I will say that it ended with a feeling that “the pieces are in place” for the next act, particularly in Boyd’s story. His episode-ending encounters with Markham, Hale and Ava seemed to show his trajectory and allegiance. Markham insulted him and threatened him and Ava, so he’s going to kill Markham. Duffy and Hale are just sort of using him, but they may be powerful allies in the fight against Markham. Still, one feels that once Markham (and his beautiful bolo) are out of the way, Hale and Duffy are next. Lastly, his endgame is to make sure he doesn’t leave Harlan with nothing. He’s in it for himself. How he gets his money, we have to find out.
I do want address your question directly about Justified’s quality. It has run concurrently with Mad Men, Breaking Bad, The Americans, Game of Thrones, Orange is the New Black and Boardwalk Empire, all of which I love, and which I might rank higher. Here’s the thing though: Justified is most definitely in the conversation with those shows. We can’t forget about season five, or about some of those early “finding its footing” moments that most shows go through, but it’s been pretty consistent in quality. I wouldn’t call it the best show on TV, though it’s got a decent chance if you mean best (non-Netflix/Amazon) show currently airing its season. If you do, than its only major competition, in my opinion, is The Americans…and Game of Thrones for one week this April. Maybe we can put it in perspective whenever we get around to a full-series discussion…ten years from now.
Line of the Night
Patches: “You understand me, Earl? I’m gonna shoot your dick off.” –Raylan explaining to Earl how their standoff was going to go down.
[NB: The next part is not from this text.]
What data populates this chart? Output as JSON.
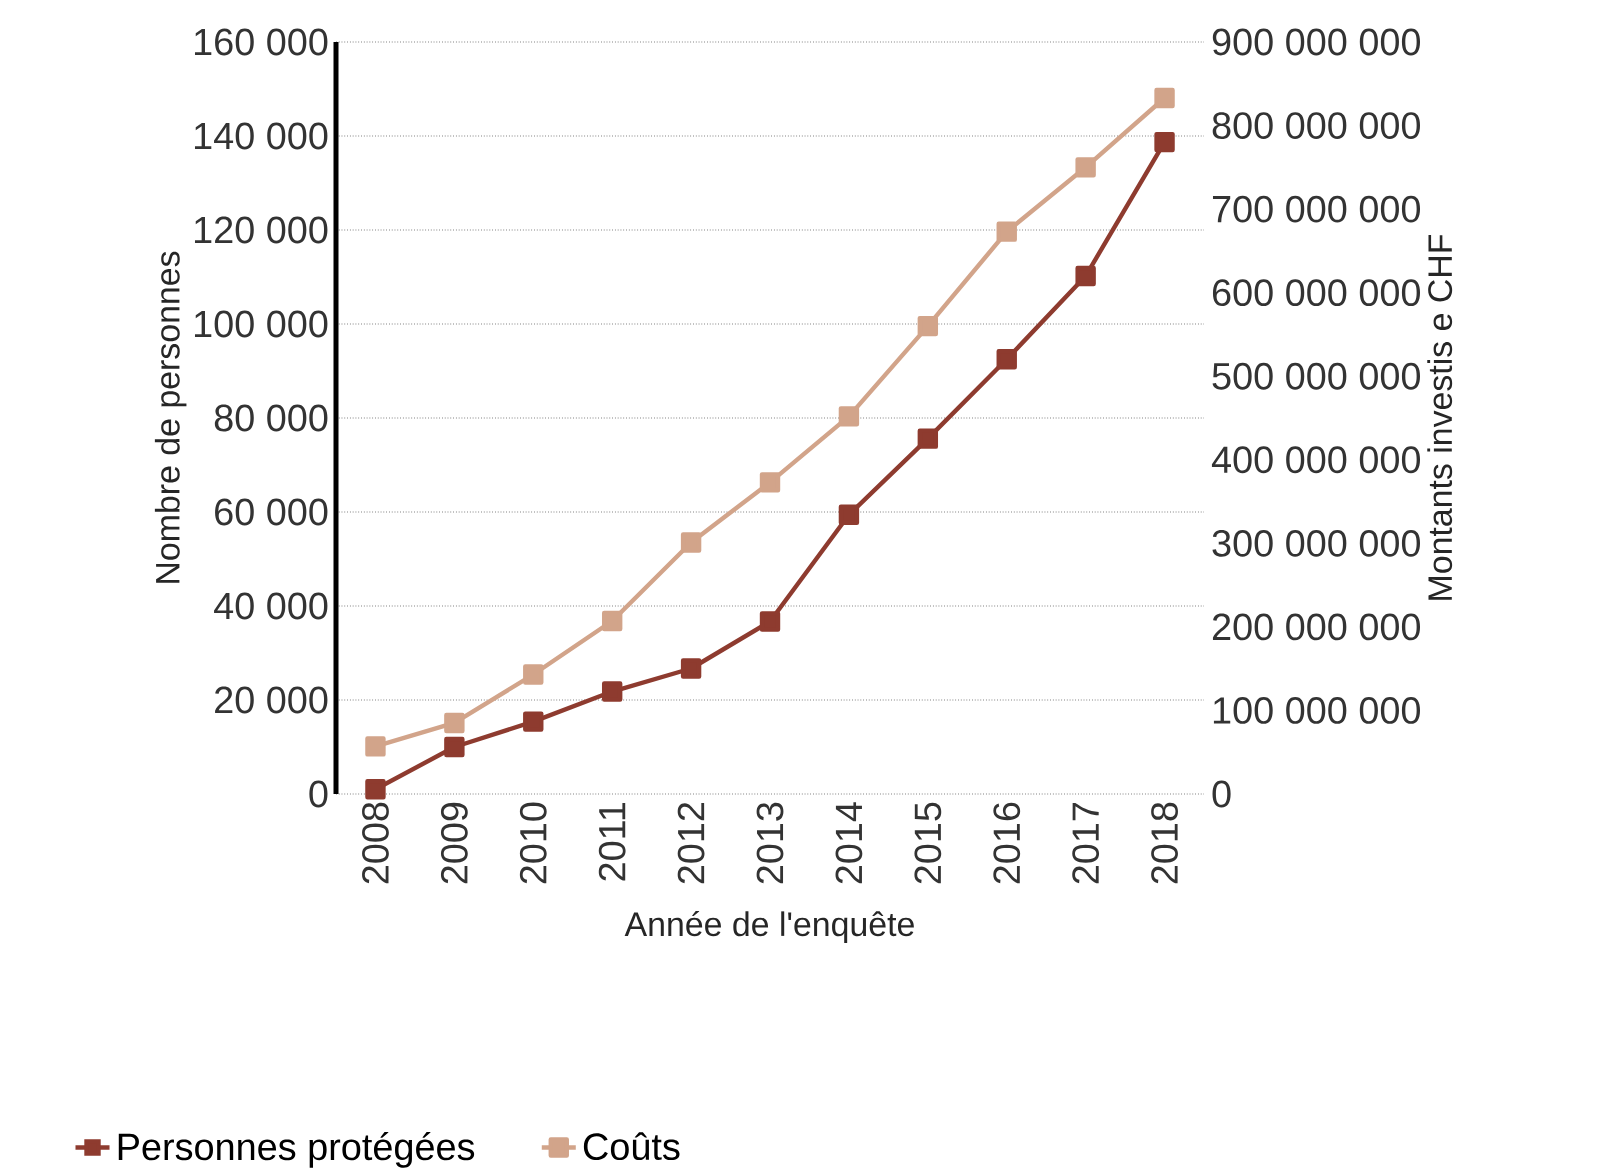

Jeff: “Come to it, I guess you ain’t all that big now. Grown, but still just playing pretend.” –Avery Markham puts Boyd in his place.
Patches: What’s the over/under of mastermind antagonists at the end of the season? Everyone’s henchmen have to be as good as dead. It’s just a question of who is going to kill them and who they are going to kill first. Can more than one (or any) of Markham, Katherine, Wynn, and Boyd survive? Their interests seem pretty darn opposed.
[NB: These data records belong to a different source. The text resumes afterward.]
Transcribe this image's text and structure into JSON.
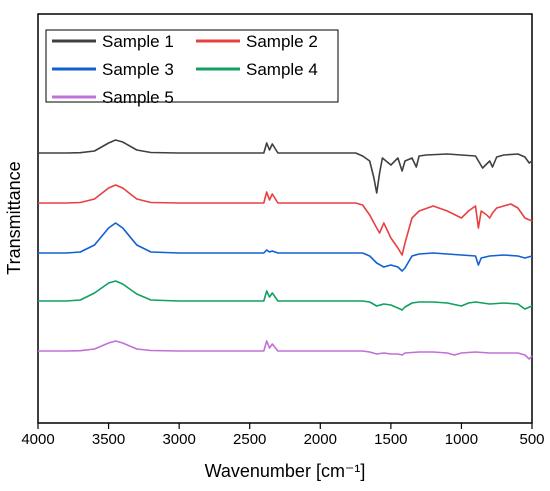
{
  "chart_data": {
    "type": "line",
    "title": "",
    "xlabel": "Wavenumber [cm⁻¹]",
    "ylabel": "Transmittance",
    "xlim": [
      4000,
      500
    ],
    "x_reversed": true,
    "x_ticks": [
      4000,
      3500,
      3000,
      2500,
      2000,
      1500,
      1000,
      500
    ],
    "y_ticks_shown": false,
    "grid": false,
    "legend_position": "top-left",
    "legend_columns": 2,
    "series": [
      {
        "name": "Sample 1",
        "color": "#404040",
        "baseline": 0,
        "points": [
          [
            4000,
            0
          ],
          [
            3800,
            0
          ],
          [
            3700,
            0.3
          ],
          [
            3600,
            2
          ],
          [
            3500,
            10
          ],
          [
            3450,
            13
          ],
          [
            3400,
            11
          ],
          [
            3300,
            3
          ],
          [
            3200,
            0.5
          ],
          [
            3000,
            0
          ],
          [
            2400,
            0
          ],
          [
            2380,
            10
          ],
          [
            2360,
            3
          ],
          [
            2340,
            9
          ],
          [
            2300,
            0
          ],
          [
            1750,
            0
          ],
          [
            1700,
            -3
          ],
          [
            1650,
            -8
          ],
          [
            1620,
            -25
          ],
          [
            1600,
            -40
          ],
          [
            1580,
            -20
          ],
          [
            1560,
            -5
          ],
          [
            1500,
            -12
          ],
          [
            1450,
            -5
          ],
          [
            1420,
            -18
          ],
          [
            1400,
            -8
          ],
          [
            1350,
            -5
          ],
          [
            1320,
            -14
          ],
          [
            1300,
            -3
          ],
          [
            1250,
            -2
          ],
          [
            1100,
            -1
          ],
          [
            1000,
            -2
          ],
          [
            900,
            -3
          ],
          [
            850,
            -15
          ],
          [
            800,
            -8
          ],
          [
            780,
            -14
          ],
          [
            750,
            -4
          ],
          [
            700,
            -2
          ],
          [
            600,
            -1
          ],
          [
            550,
            -4
          ],
          [
            520,
            -10
          ],
          [
            500,
            -8
          ]
        ]
      },
      {
        "name": "Sample 2",
        "color": "#e84040",
        "baseline": 0,
        "points": [
          [
            4000,
            0
          ],
          [
            3800,
            0
          ],
          [
            3700,
            0.5
          ],
          [
            3600,
            4
          ],
          [
            3500,
            15
          ],
          [
            3450,
            18
          ],
          [
            3400,
            15
          ],
          [
            3300,
            4
          ],
          [
            3200,
            0.5
          ],
          [
            3000,
            0
          ],
          [
            2400,
            0
          ],
          [
            2380,
            11
          ],
          [
            2360,
            3
          ],
          [
            2340,
            9
          ],
          [
            2300,
            0
          ],
          [
            1750,
            0
          ],
          [
            1700,
            -2
          ],
          [
            1650,
            -12
          ],
          [
            1600,
            -25
          ],
          [
            1580,
            -30
          ],
          [
            1550,
            -20
          ],
          [
            1500,
            -35
          ],
          [
            1450,
            -45
          ],
          [
            1420,
            -52
          ],
          [
            1400,
            -40
          ],
          [
            1350,
            -15
          ],
          [
            1300,
            -8
          ],
          [
            1200,
            -3
          ],
          [
            1100,
            -8
          ],
          [
            1000,
            -15
          ],
          [
            950,
            -8
          ],
          [
            900,
            -3
          ],
          [
            880,
            -25
          ],
          [
            860,
            -8
          ],
          [
            820,
            -12
          ],
          [
            800,
            -15
          ],
          [
            780,
            -10
          ],
          [
            750,
            -5
          ],
          [
            700,
            -3
          ],
          [
            650,
            -1
          ],
          [
            600,
            -5
          ],
          [
            550,
            -15
          ],
          [
            500,
            -18
          ]
        ]
      },
      {
        "name": "Sample 3",
        "color": "#1060d0",
        "baseline": 0,
        "points": [
          [
            4000,
            0
          ],
          [
            3800,
            0
          ],
          [
            3700,
            1
          ],
          [
            3600,
            8
          ],
          [
            3500,
            25
          ],
          [
            3450,
            30
          ],
          [
            3400,
            25
          ],
          [
            3300,
            8
          ],
          [
            3200,
            1
          ],
          [
            3000,
            0
          ],
          [
            2400,
            0
          ],
          [
            2380,
            3
          ],
          [
            2360,
            1
          ],
          [
            2340,
            2
          ],
          [
            2300,
            0
          ],
          [
            1700,
            0
          ],
          [
            1650,
            -3
          ],
          [
            1600,
            -10
          ],
          [
            1550,
            -14
          ],
          [
            1500,
            -12
          ],
          [
            1450,
            -14
          ],
          [
            1420,
            -18
          ],
          [
            1400,
            -15
          ],
          [
            1350,
            -3
          ],
          [
            1300,
            -1
          ],
          [
            1200,
            0
          ],
          [
            1100,
            -1
          ],
          [
            1000,
            -2
          ],
          [
            900,
            -3
          ],
          [
            880,
            -12
          ],
          [
            860,
            -5
          ],
          [
            800,
            -3
          ],
          [
            700,
            -2
          ],
          [
            600,
            -3
          ],
          [
            550,
            -5
          ],
          [
            500,
            -3
          ]
        ]
      },
      {
        "name": "Sample 4",
        "color": "#10a060",
        "baseline": 0,
        "points": [
          [
            4000,
            0
          ],
          [
            3800,
            0
          ],
          [
            3700,
            1
          ],
          [
            3600,
            8
          ],
          [
            3500,
            18
          ],
          [
            3450,
            20
          ],
          [
            3400,
            17
          ],
          [
            3300,
            7
          ],
          [
            3200,
            1
          ],
          [
            3000,
            0
          ],
          [
            2400,
            0
          ],
          [
            2380,
            10
          ],
          [
            2360,
            4
          ],
          [
            2340,
            8
          ],
          [
            2300,
            0
          ],
          [
            1700,
            0
          ],
          [
            1650,
            -1
          ],
          [
            1600,
            -5
          ],
          [
            1550,
            -3
          ],
          [
            1500,
            -4
          ],
          [
            1450,
            -7
          ],
          [
            1420,
            -9
          ],
          [
            1400,
            -6
          ],
          [
            1350,
            -2
          ],
          [
            1300,
            -1
          ],
          [
            1200,
            -1
          ],
          [
            1100,
            -2
          ],
          [
            1000,
            -5
          ],
          [
            950,
            -2
          ],
          [
            900,
            -1
          ],
          [
            850,
            -2
          ],
          [
            800,
            -3
          ],
          [
            700,
            -2
          ],
          [
            600,
            -3
          ],
          [
            550,
            -8
          ],
          [
            500,
            -5
          ]
        ]
      },
      {
        "name": "Sample 5",
        "color": "#c070d8",
        "baseline": 0,
        "points": [
          [
            4000,
            0
          ],
          [
            3800,
            0
          ],
          [
            3700,
            0.3
          ],
          [
            3600,
            2
          ],
          [
            3500,
            8
          ],
          [
            3450,
            10
          ],
          [
            3400,
            8
          ],
          [
            3300,
            2
          ],
          [
            3200,
            0.5
          ],
          [
            3000,
            0
          ],
          [
            2400,
            0
          ],
          [
            2380,
            10
          ],
          [
            2360,
            3
          ],
          [
            2340,
            7
          ],
          [
            2300,
            0
          ],
          [
            1700,
            0
          ],
          [
            1650,
            -1
          ],
          [
            1600,
            -3
          ],
          [
            1550,
            -2
          ],
          [
            1500,
            -3
          ],
          [
            1450,
            -3
          ],
          [
            1420,
            -4
          ],
          [
            1400,
            -2
          ],
          [
            1300,
            -1
          ],
          [
            1200,
            -1
          ],
          [
            1100,
            -2
          ],
          [
            1050,
            -4
          ],
          [
            1000,
            -2
          ],
          [
            900,
            -1
          ],
          [
            800,
            -2
          ],
          [
            700,
            -2
          ],
          [
            600,
            -2
          ],
          [
            550,
            -4
          ],
          [
            520,
            -8
          ],
          [
            500,
            -5
          ]
        ]
      }
    ]
  }
}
Jeff: I’ll piggyback on you. Lots of big fish in the small pond of Harlan. I want to know whether Boyd Crowder can really be smarter than everyone else. Maybe just luckier.
Jeff: No Tim and no Art make Jeff something something. Who is a better partner for Raylan, Tim or Rachel?
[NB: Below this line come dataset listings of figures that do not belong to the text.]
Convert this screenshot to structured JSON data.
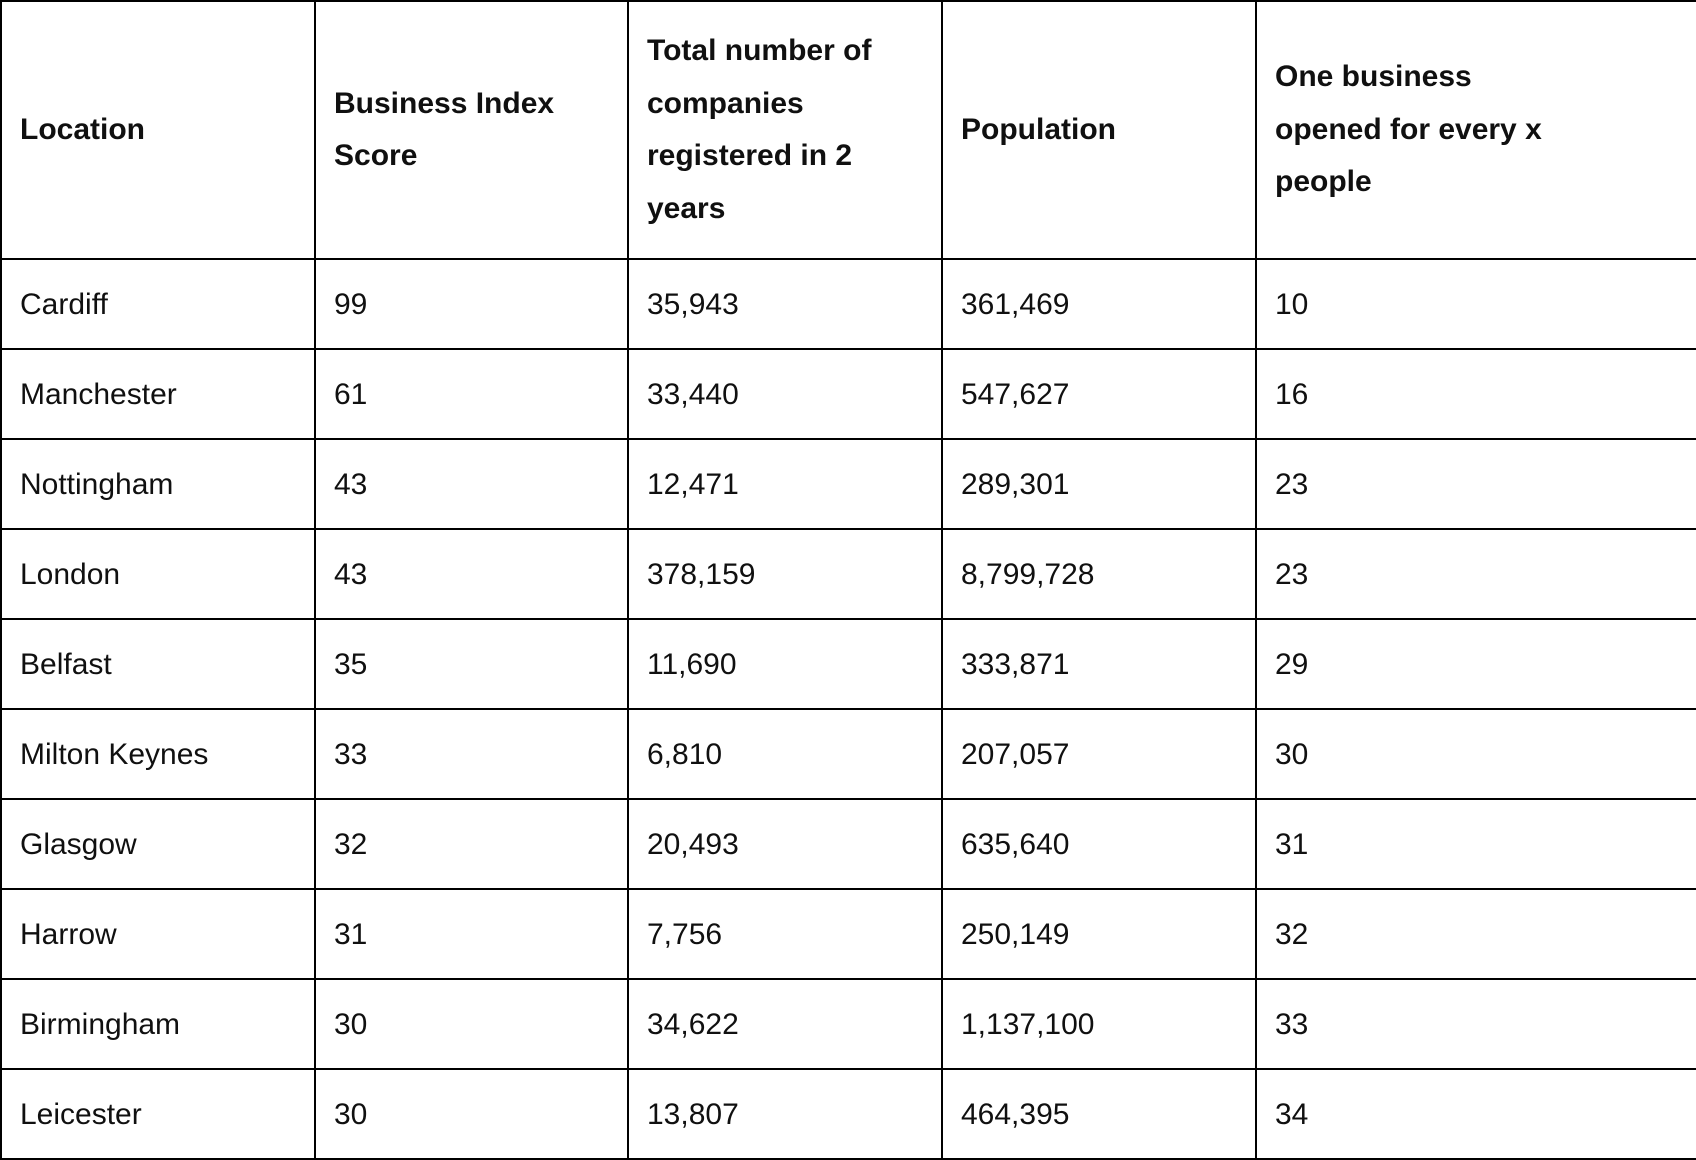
{
  "chart_data": {
    "type": "table",
    "columns": [
      {
        "label": "Location",
        "display": "Location"
      },
      {
        "label": "Business Index Score",
        "display": "Business Index\nScore"
      },
      {
        "label": "Total number of companies registered in 2 years",
        "display": "Total number of\ncompanies\nregistered in 2\nyears"
      },
      {
        "label": "Population",
        "display": "Population"
      },
      {
        "label": "One business opened for every x people",
        "display": "One business\nopened for every x\npeople"
      }
    ],
    "rows": [
      [
        "Cardiff",
        "99",
        "35,943",
        "361,469",
        "10"
      ],
      [
        "Manchester",
        "61",
        "33,440",
        "547,627",
        "16"
      ],
      [
        "Nottingham",
        "43",
        "12,471",
        "289,301",
        "23"
      ],
      [
        "London",
        "43",
        "378,159",
        "8,799,728",
        "23"
      ],
      [
        "Belfast",
        "35",
        "11,690",
        "333,871",
        "29"
      ],
      [
        "Milton Keynes",
        "33",
        "6,810",
        "207,057",
        "30"
      ],
      [
        "Glasgow",
        "32",
        "20,493",
        "635,640",
        "31"
      ],
      [
        "Harrow",
        "31",
        "7,756",
        "250,149",
        "32"
      ],
      [
        "Birmingham",
        "30",
        "34,622",
        "1,137,100",
        "33"
      ],
      [
        "Leicester",
        "30",
        "13,807",
        "464,395",
        "34"
      ]
    ],
    "column_keys": [
      "location",
      "business-index-score",
      "companies-registered",
      "population",
      "people-per-business"
    ]
  },
  "colors": {
    "background": "#ffffff",
    "border": "#000000",
    "text": "#101010"
  }
}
Patches: Rachel is the far better partner. I’d still rather watch Tim and Raylan, however. So much unrepentant assholery packed into one vehicle.
Patches: This henchman powwow brought to you by Windows! Was that the most obnoxious product placement in Justified history?
Jeff: It honestly didn’t bother me, even on rewatch. Not quite as fun as Boyd wanting to open a Dairy Queen though.
Jeff: Would someone threatening Ava actually stop Boyd? How about after she shows him her bullet scar (among other things)?
Patches: Maybe? I think his feelings for Ava are sincere, but he’s also too smart to be taken in by anyone’s feminine wiles.
Patches: Now that we’ve seen Wynn Duffy in a thong, what unexpected-but-totally-believable combination of character and underwear is next?
Jeff: Ty Walker in a sequined bra. Call me a peacock, will you?
Jeff: How sad will you be when Choo-Choo dies? Would you feel better if he died fighting a train?
Patches: Inconsolable, unless it’s done by Constable Bob Sweeney cooking up some beef stew. #YOLO!
Patches: Do you still have your “Letterman Jacket?”
Jeff: From that time I saw the Late Show? Honestly, I don’t remember it being a big thing at my school, or at least I never had an interest in it. I did letter in band though! Do kids still care about that kind of thing?